@pianoplayer Welcome to our group I am happy you have found us. What a dedicated daughter you have, to be able to play piano at her level is quite an achievement. She has determination and that will serve her well in coping with this diagnosis. Yes there are risks to mitigate and making the decision to opt with surgical intervention is a difficult one. May I ask the age of your daughter? I agree with your doctor that consulting with other specialties first is the path to go, as you want to make sure all diagnosis and options are exhausted before you consider the surgery. I know the pain she is suffering is unbearable to watch, is she able to eat small meals or lost any weight? Both Cleveland Clinic and Mayo Clinic have excellent physicians that treat MALS so I know she will be in good hands. Please feel free to ask questions we have a great group of people here with lots of experience, we may not always have an answer but we are able to share our experiences with you.

Pardon my redundancy in the following:
We celebrated Emily’s 21st birthday last week. Tomorrow we will be seeing a surgeon with capability in performing robotic celiac artery release surgery versus the initial vascular surgeon who diagnosed Emily with MALS who prefers laparoscopic surgery. Emily will also be seeing an Infectious disease specialist and a Gastrologist in a few days.

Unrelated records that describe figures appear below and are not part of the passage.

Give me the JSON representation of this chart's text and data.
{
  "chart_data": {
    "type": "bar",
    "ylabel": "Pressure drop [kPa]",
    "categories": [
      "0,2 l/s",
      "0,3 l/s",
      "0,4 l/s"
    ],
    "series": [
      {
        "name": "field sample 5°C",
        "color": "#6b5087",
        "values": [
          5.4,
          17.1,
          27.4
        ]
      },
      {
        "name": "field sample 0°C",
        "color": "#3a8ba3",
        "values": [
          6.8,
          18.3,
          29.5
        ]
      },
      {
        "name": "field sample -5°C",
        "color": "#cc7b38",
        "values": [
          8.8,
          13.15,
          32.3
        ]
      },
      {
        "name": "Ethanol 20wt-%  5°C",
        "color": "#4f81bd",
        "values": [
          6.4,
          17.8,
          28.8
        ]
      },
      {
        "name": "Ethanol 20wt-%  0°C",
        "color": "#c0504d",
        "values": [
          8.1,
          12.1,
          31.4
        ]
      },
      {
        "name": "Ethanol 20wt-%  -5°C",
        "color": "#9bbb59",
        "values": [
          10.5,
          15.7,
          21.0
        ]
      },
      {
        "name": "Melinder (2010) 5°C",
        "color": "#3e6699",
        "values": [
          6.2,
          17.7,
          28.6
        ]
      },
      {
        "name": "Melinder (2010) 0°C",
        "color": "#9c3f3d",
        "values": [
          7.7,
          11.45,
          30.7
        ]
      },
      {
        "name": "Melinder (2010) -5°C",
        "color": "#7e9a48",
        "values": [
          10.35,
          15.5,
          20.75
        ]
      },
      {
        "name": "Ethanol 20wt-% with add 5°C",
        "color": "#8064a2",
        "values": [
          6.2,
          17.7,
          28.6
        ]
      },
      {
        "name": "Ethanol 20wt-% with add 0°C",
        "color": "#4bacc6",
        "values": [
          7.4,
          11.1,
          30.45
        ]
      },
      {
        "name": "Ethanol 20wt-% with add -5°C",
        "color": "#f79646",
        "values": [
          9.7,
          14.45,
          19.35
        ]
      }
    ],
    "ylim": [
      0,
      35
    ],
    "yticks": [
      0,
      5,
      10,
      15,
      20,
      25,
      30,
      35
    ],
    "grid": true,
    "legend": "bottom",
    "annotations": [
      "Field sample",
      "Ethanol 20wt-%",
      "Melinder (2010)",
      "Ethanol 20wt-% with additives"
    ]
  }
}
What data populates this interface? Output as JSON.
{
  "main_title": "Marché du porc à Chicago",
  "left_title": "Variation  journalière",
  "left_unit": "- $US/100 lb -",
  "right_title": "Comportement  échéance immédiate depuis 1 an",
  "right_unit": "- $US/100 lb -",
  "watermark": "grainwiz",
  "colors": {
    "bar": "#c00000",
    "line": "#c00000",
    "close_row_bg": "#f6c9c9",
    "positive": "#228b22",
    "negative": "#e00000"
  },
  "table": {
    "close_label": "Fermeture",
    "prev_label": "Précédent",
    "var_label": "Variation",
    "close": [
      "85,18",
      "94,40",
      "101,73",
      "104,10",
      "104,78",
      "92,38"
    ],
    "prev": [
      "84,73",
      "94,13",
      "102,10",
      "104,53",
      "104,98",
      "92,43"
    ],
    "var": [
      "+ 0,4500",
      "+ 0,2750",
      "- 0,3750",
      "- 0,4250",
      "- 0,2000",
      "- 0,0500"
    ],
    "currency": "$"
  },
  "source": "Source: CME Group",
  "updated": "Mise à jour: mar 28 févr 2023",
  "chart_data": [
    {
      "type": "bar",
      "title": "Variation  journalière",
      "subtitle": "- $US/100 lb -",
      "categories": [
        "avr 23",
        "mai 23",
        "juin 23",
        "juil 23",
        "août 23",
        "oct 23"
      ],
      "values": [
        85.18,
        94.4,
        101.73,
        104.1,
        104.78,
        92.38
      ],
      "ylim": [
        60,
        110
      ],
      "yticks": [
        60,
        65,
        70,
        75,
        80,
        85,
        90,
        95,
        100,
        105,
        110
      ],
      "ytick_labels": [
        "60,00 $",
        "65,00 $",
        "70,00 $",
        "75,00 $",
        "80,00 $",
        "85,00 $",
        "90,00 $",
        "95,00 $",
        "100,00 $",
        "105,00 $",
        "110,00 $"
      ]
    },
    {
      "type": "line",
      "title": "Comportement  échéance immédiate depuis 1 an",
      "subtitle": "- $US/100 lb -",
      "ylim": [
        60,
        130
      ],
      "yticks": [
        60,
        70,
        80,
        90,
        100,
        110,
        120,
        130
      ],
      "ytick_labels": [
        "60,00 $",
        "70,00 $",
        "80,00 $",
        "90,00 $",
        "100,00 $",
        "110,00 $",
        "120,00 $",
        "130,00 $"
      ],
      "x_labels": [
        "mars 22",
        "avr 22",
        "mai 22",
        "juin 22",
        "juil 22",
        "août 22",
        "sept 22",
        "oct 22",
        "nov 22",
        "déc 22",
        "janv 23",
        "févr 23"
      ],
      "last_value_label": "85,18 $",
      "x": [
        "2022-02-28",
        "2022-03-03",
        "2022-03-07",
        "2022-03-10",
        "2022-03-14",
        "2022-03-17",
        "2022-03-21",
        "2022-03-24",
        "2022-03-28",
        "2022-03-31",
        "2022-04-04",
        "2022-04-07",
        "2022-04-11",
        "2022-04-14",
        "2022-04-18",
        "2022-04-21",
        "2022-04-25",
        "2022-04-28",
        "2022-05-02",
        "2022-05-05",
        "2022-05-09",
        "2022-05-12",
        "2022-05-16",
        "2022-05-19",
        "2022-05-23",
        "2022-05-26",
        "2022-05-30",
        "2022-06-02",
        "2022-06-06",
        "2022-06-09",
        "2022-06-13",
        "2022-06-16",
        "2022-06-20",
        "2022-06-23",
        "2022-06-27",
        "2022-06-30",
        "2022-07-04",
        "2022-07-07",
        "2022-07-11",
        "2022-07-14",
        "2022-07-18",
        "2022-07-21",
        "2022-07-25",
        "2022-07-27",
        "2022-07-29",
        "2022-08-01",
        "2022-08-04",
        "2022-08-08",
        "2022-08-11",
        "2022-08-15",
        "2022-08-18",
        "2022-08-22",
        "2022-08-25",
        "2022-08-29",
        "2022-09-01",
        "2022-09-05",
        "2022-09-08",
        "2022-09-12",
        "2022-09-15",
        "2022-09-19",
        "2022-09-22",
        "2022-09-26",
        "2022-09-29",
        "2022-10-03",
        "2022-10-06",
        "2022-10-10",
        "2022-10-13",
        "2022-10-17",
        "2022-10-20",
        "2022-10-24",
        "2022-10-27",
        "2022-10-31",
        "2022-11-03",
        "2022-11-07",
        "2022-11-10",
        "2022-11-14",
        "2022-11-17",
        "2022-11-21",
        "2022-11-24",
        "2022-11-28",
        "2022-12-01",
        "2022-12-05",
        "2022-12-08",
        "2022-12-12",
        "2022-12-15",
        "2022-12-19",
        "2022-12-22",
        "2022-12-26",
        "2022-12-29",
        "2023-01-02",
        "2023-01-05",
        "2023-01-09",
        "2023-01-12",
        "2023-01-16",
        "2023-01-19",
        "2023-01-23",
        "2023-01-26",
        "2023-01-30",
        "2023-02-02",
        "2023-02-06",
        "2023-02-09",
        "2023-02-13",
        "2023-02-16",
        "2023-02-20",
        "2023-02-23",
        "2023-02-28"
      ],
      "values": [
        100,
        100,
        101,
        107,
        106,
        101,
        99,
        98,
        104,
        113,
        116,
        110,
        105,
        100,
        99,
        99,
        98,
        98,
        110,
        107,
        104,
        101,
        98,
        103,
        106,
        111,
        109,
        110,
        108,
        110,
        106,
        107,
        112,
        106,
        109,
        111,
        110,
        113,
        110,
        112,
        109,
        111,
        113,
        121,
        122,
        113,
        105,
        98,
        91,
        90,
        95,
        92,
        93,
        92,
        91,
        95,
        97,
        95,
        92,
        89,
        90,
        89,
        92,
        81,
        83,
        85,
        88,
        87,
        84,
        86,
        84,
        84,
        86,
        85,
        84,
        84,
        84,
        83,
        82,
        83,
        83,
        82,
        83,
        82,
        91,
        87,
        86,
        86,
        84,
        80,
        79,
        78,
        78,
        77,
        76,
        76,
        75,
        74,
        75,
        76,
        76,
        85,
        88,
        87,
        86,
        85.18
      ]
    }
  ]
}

Two weeks Before her MALS diagnosis , Emily was diagnosed with Lyme’s Disease, and given Doxycycline, an antibiotic that resulted in Emily having migraine and abdominal pain. The doctor immediately put her on amoxicillin a generic antibiotic. The migraines stopped however the abdominal pain continued and led to a trip to the hospital emergency clinic, Emily’s Doctor prescribed a CT scan, which revealed celiac artery compression. We have a cousin who I found has MALS; however, Emily’s vascular surgeon said there is no data supporting hereditary disposition to MALS

I am concerned with the number of patients on the Mayo Clinic Forum who have had MALS symptoms return after surgery; even when the initial procedure included release the celiac artery, removal of ganglion nerve, and an angiogram detecting no compression of the celiac artery.

Yesterday I spoke to a person who had laparoscopic surgery releasing the celiac artery she said the ganglion nerve was not removed. She now feels fine after over two years of sudden attacks, which would result with her in a hospital emergency clinic, yet for two years there was no diagnosis of MALS until recently. Emily’s symptoms are different with constant chest pain around the solar plexus and abdominal pain after eating. Emily has had a CT scan two years ago when she had an appendectomy which when recently reviewed showed necking of the celiac artery. She recently had a CT and an angiogram, which showed the Celiac Artery compression. Emily has not had a Plexus blocker, which may relieve pain but would not cure the problem.

Should a Plexus Block be done before surgery. Should a celiac artery release procedure include a removal of the ganglion nerve “just for good measure”? If Emily were to have surgery to release the celiac artery, I want to be sure all that all necessary procedures are complete and thorough, which may include removal of the ganglion nerve bundle, yet I am sure the patients and their surgeons who have had symptoms return initially felt the same. I also question pros and cons about Laparoscopic versus Robotic surgery and also choosing a vascular surgeon specializing in celiac artery release surgery of MALS, versus a highly qualified surgeon in vascular surgery with high honors in his field with experience but not specializing in performing celiac artery release surgery.

@pianoplayer your concerns are valid. I will say I have had surgery twice, and you will see that the people posting are what I consider "Chronic MALS" patients; however, we do not hear from the patients that have had great success from procedures but I do know they exist. It is uncommon to be chronic. Additionally, in my humble opinion, MALS pain is multifaceted. The cause of the pain is not fully understood, I believe there is a vascular component, a nerve component and an anatomy component. The ganglion tissue alone (nerve component) is so complex- it is thought to be the second brain the body. I have had ganglion tissue removed, which was helpful for awhile ...3 years to be precise and the next surgery they injected me with steroids to calm down the nerves. I have also had 2 blocks. I have heard that many vascular surgeons recommended blocks prior to surgery as it has been an indicator if the surgery will be a success. Emily is still young, so her chances of surgery being successful are greater in my opinion. My first surgery I was in my 40's and my artery just could not open up like it should (arteries are flexible...however like a garden hose, kink it for 40 years and it will be difficult to get the kink out). Hope that makes some sense and helps you??

Yesterday we saw a Gastrologist who is prescribing testing for stomach emptying and another related test. Today we saw an Infectious Disease Specialist who said we can likely dismiss Lyme's disease but Emily has had another blood test to be certain Lyme's disease is not present. This afternoon I contacted Mayo Clinic in Rochester, MN and have registered Emily. Tomorrow August 2nd I will be contacting the Vascular Surgery department at Mayo for a consultation. The Vascular Surgeon who removed Emily's appendix is a candidate for performing Emily's surgery which looks more and more likely will occur at Mayo or in Waukesha WI. I want to consider all options make sure Emily is in good hands.